Simultaneous measurements of speciated, total reactive nitrogen (NO y ) and particulate NO 3 − (particle diameter <1.3 μm) were made on board the NASA P‐3B aircraft over the western Pacific in February–April 2001 during the Transport and Chemical Evolution over the Pacific (TRACE‐P) experiment. Gas‐phase and particulate NO y was measured using a gold tube catalytic converter. For the interpretation of particulate NO y , conversion efficiencies of particulate NH 4 NO 3 , KNO 3 , NaNO 3 , and Ca(NO 3 ) 2 were measured in the laboratory. Only NH 4 NO 3 showed quantitative conversion, and its conversion efficiency was as high as that for HNO 3 . NO y measured on board the aircraft was found to be systematically higher by 10–30% than the sum of the individual NO y gas components (∑(NO y ) i ) at 0–4 km.
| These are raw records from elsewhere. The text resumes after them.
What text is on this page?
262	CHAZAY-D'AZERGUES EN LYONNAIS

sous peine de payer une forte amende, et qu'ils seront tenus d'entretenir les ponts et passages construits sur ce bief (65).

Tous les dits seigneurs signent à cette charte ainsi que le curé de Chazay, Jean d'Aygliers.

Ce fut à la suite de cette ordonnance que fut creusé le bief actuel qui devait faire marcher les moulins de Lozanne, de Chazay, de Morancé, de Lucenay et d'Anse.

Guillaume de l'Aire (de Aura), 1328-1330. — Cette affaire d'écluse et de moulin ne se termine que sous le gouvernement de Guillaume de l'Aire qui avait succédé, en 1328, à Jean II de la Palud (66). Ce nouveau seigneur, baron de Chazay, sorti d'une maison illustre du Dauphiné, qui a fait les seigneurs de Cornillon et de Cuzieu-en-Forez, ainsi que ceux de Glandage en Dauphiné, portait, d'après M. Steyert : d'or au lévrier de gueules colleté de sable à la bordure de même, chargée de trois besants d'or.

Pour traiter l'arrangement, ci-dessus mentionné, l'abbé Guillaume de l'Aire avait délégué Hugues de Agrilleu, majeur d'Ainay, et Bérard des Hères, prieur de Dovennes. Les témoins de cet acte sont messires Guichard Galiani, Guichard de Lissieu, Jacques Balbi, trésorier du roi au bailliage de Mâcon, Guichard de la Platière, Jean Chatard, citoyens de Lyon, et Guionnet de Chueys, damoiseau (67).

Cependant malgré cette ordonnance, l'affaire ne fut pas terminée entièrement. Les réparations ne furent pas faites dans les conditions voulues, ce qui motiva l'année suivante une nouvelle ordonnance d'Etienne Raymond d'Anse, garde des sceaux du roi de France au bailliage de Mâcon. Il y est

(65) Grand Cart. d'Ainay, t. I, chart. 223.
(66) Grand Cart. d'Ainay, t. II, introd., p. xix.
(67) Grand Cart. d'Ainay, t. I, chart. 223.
Particulate NO 3 − concentrations measured by a particle‐into‐liquid sampler (PILS) were nearly equal to NO y − ∑(NO y ) i under low‐dust‐loading conditions. The PILS data showed that the majority of the particulate NO 3 − was in the form of NH 4 NO 3 under these conditions, suggesting that NH 4 NO 3 particles were quantitatively converted to detectable NO by the NO y converter, consistent with the laboratory experiments. The contribution of particulate NO 3 − to NO y was most important at 0–2 km, where NO 3 − constituted 10–30% of NO y during TRACE‐P. On average, the amounts of particulate NO 3 − and gas‐phase HNO 3 were comparable in this region.